Critiques de films, news et rétro-cinéma

critique de READY PLAYER ONE

Publié le 29 Mars 2018 par Romain Jankowski in critiques

Deux mois après PENTAGON PAPERS, Steven Spielberg revient à la charge pour secouer méchamment le cinéma mainstream. Il ne vous faudra que quelques minutes pour comprendre que le monsieur de 71 ans vient de rappeler tout le monde à l'ordre. 

Quelques minutes ? Quelques secondes plutôt. Le temps de ces mouvements de caméra d'une fluidité extrême où le jeune Wade Watts descend ce qui est appelé "Les piles", une sorte de ghetto où la misère prédomine. Une scène presque anodine que le cinéaste filme comme un moment de bravoure. Un éclatement de la mise en scène qu'il répétera à chaque instant donnant à READY PLAYER ONE une extraordinaire limpidité. Pourtant, le cerveau du spectateur va travailler puisqu'il devra enregistrer une quantité d'informations assez importante à un rythme soutenu (ceux qui n'ont pas lu le livre doivent rester bien attentifs !). Mais Spielberg sait très bien gérer son tempo et jamais vous ne vous sentirez perdus. 

Le réel et l'irréel. Le monde et l'OASIS. La force visuelle de l'ensemble nous plonge littéralement dans cet univers de tous les possibles où la population oublie sa condition vitale pour devenir celle dont elle a envie. A l'instar de son personnage principal, le spectateur est scotché par cette remarquable réalité virtuelle qui devient une partie de nous. A tel point que le retour à la réalité est parfois brutale. Hallucinant dans son design global, l'OASIS est une merveille absolue, peut-être ce qu'on a vu de plus beau depuis AVATAR. La magie opère aux quatre coins de l'écran et on n'a pas le temps d'admirer la vue qu'une leçon de cinéma nous est servie sur un plateau : une course blindée de références à la pop culture, sans musique, foutraque en apparence mais totalement folle (et on pèse les mots) dans sa forme ! Jouissive, complètement barrée, indéniablement épique, cette séquence est proprement stupéfiante. 
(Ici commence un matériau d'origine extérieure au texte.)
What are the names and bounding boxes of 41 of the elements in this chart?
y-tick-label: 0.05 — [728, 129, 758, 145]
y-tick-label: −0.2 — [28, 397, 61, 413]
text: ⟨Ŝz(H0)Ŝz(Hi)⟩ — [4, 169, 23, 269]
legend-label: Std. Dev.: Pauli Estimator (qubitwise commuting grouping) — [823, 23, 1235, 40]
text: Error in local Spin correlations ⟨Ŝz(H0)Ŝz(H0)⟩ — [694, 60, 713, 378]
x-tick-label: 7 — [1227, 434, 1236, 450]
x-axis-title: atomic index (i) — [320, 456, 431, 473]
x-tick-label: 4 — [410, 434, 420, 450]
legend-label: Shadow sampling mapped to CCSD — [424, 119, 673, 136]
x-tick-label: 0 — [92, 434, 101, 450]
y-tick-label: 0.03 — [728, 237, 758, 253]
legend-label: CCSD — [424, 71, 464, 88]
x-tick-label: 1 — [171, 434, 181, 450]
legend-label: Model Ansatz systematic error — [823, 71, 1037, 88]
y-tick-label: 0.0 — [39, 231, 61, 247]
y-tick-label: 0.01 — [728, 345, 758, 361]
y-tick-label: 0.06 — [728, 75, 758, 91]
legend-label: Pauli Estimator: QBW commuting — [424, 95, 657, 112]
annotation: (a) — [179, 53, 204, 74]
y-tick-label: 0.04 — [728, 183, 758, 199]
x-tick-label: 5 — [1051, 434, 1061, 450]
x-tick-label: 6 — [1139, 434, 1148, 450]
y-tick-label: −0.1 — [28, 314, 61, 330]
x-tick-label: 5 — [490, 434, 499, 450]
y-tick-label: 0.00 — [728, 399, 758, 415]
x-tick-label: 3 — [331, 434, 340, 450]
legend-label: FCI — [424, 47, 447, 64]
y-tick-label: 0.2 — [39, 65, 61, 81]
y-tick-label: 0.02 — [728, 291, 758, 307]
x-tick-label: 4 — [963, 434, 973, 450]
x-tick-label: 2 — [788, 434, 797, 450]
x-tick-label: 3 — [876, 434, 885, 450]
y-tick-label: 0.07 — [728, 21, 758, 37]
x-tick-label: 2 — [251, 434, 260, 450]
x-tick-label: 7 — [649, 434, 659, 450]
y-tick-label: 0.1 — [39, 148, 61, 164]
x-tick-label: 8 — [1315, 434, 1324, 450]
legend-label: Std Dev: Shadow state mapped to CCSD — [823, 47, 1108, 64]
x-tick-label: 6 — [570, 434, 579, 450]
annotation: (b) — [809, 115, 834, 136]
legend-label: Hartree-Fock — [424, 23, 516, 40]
Plus de deux heures de bobine pour un film qui passe à toute vitesse. La déconstruction du livre est souvent très judicieuse (préparez-vous à quelques gros changements ) et les personnages bien croqués. Tout juste regrette-t-on que Aech, le meilleur ami de Wade, soit un peu sous-développé. Comme souvent chez Spielberg, les sentiments sont présents et la beauté humaine l'emporte sur l'enveloppe formelle. En touchant les émotions et en mettant en évidence les relations humaines (comme l'amitié, la solidarité, l'amour), le cinéaste place son film encore plus haut, comme à chaque fois. Pourquoi possède-t-il autant de classiques dans sa filmographie ? Pourquoi nous passionne-t-il autant ? Parce que ses films ne sont jamais vides et que sous leur apparence de spectacles hors normes (ce qu'ils sont souvent), ils possèdent constamment une dimension personnelle qui connecte le spectateur à son univers. 

 

NOTE GLOBALE : Préparez-vous à une expérience époustouflante avec ce READY PLAYER ONE qui va vous embarquer dans un univers dont on aimerait ne jamais revenir ! Spielberg rappelle qui est le vrai patron.

NOTE : 18 / 20

 

READY PLAYER ONE   2h20

Un film réalisé par Steven Spielberg

Avec Tye Sheridan, Olivia Cooke, Ben Mendelsohn, Mark Rylance.